Last month I reported on a statistical analysis by Josh Millet at Criteria Corp., suggesting that the economic climate for small business is improving. Millet now has an update (posted on 1 Apr but I assume it’s serious):
With the final March numbers now in, the Hiring Activity Index nudged upwards very slightly again this month, to 62.3% from 61.4% in February. To me [Millet] this is an encouraging sign that the February jump in hiring activity by small businesses was not just a blip. If the data we’re seeing means anything, the hiring situation for small and medium-sized businesses has begun to rebound.

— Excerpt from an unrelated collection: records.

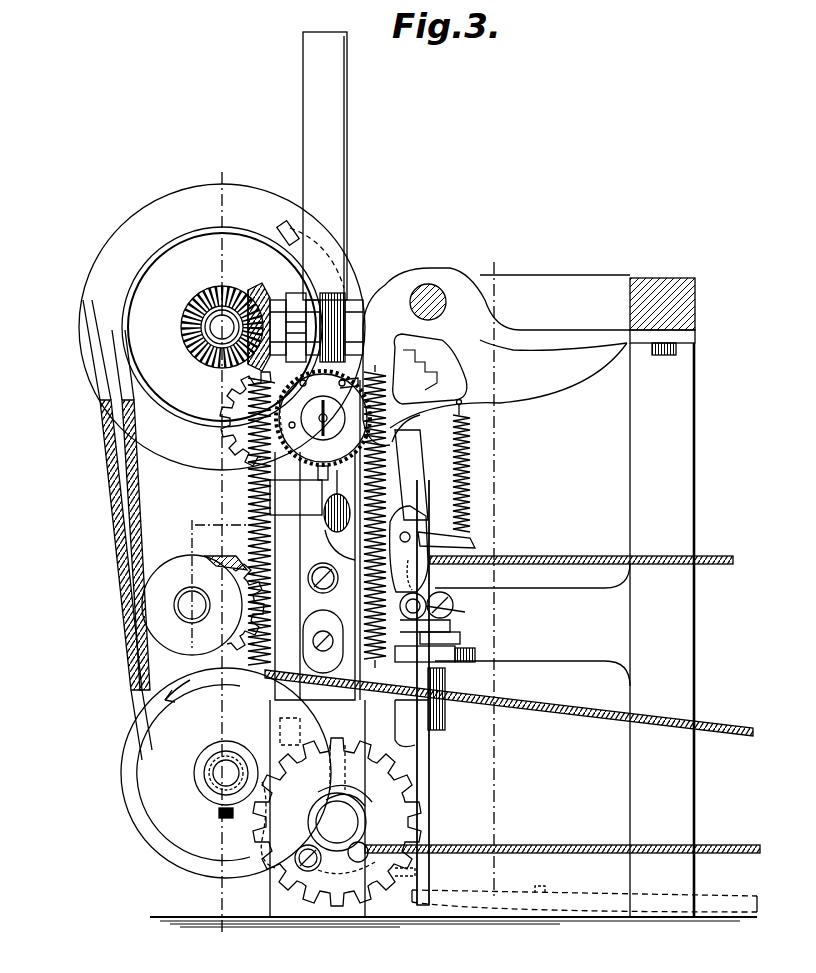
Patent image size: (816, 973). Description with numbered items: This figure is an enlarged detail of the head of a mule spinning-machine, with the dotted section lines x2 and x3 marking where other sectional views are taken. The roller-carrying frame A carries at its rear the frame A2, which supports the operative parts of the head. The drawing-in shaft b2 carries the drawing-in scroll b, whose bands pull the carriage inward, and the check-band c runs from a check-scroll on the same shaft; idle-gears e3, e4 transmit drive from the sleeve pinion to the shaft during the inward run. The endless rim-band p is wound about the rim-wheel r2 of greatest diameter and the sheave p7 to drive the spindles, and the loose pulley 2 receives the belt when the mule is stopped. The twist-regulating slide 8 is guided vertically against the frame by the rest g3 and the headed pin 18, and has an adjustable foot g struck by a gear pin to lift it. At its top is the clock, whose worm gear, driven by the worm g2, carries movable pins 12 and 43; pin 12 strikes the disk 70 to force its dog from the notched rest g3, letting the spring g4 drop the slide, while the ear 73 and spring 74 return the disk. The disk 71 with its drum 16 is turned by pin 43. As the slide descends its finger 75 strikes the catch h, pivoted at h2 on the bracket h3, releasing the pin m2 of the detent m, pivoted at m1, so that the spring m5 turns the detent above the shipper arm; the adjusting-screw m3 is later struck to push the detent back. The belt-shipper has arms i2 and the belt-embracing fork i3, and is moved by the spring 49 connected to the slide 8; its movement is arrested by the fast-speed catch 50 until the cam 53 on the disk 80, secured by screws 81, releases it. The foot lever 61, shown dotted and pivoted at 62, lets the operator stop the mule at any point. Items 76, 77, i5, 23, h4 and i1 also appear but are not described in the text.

The roller-carrying frame A is at (453, 591).
The frame A2 is at (347, 152).
The dotted section line x2 is at (218, 551).
The dotted section line x3 is at (492, 571).
The rim-wheel of greatest diameter r2 is at (222, 327).
The loose pulley 2 is at (222, 327).
The bevel gear 76 is at (222, 286).
The bevel pinion 77 is at (262, 283).
The check-band c is at (222, 327).
The worm g2 is at (333, 293).
The arm i5 is at (282, 236).
The ear 73 is at (398, 425).
The spring 74 is at (395, 428).
The disk 71 is at (323, 418).
The drum 16 is at (323, 418).
The disk 70 is at (322, 383).
The movable pin 43 is at (348, 390).
The movable pin 12 is at (289, 426).
The spring g4 is at (248, 506).
The idle-gear e3 is at (240, 432).
The idle-gear e4 is at (229, 587).
The sheave p7 is at (192, 587).
The finger 75 is at (386, 604).
The twist-regulating slide 8 is at (317, 540).
The headed pin 18 is at (308, 570).
The rest g3 is at (296, 497).
The connection 23 is at (318, 472).
The spring 49 is at (358, 548).
The arm of belt-shipper i2 is at (415, 667).
The spring m5 is at (470, 470).
The detent m is at (468, 540).
The bracket h3 is at (408, 549).
The pivot of detent m1 is at (404, 528).
The screw h4 is at (453, 603).
The catch h is at (442, 606).
The pin of detent m2 is at (450, 626).
The pivot of catch h2 is at (460, 638).
The adjusting-screw m3 is at (475, 655).
The rim-band p is at (408, 530).
The rod i1 is at (509, 703).
The screws 81 is at (392, 840).
The drawing-in scroll b is at (226, 773).
The drawing-in shaft b2 is at (226, 773).
The adjustable foot g is at (337, 808).
The disk 80 is at (335, 829).
The fast-speed catch 50 is at (395, 735).
The fork of shipper-lever i3 is at (430, 692).
The cam 53 is at (396, 883).
The lever 61 is at (448, 893).
The pivot of lever 62 is at (551, 882).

Here’s the graph I made of his numbers:
Millet also answers a bunch of potential criticisms of his measure:
There were some interesting comments and questions about the HAI and its potential utility as a leading economic indicator. We [Criteria Corp.] do sell our software on a subscription basis, and someone pointed out that if non-active subscribers didn’t renew because of the downturn, this could artifically inflate the HAI because it is based on the percentage of our customer base that is actively doing pre-employment testing in a given month. This is a legitimate point, but I [Millet] will say that while low levels of use are a reason that customers sometimes do not renew, we haven’t see non-renewal rates climb much since November, when the HAI dropped by 10 points. It was also suggested that higher numbers of job-seekers may result in applicants for positions that may not have been desirable previously–this is theoretically possible, but I don’t see much evidence for it. What is most certainly true is that companies are getting far more applicants per open positon, as I previously blogged about here. However, since the HAI is based on the percentage of companies testing in a month, not the overall volume of tests, this shouldn’t influence the HAI unduly, and wouldn’t in any case explain the plunge in November and (partial) rebound in February.
P.S. Here’s the graph that Millet made:
The graphs are similar, but I like mine better:
– My graph has a more descriptive title (something I learned from Howard Wainer’s example).
– His graph has a bunch of horizontal lines that add nothing (in my opinion).
– His graph has too many labels on the y-axis, enough that it’s hard to read; also it’s completely unnecessary to label 55% as “55.0%”–that’s just a gratuitious way to reduce readability.
– My graph is smaller and fits better on the computer screen; also I think smaller graphs are easier to read because you can grasp the entire graph without moving your eyes.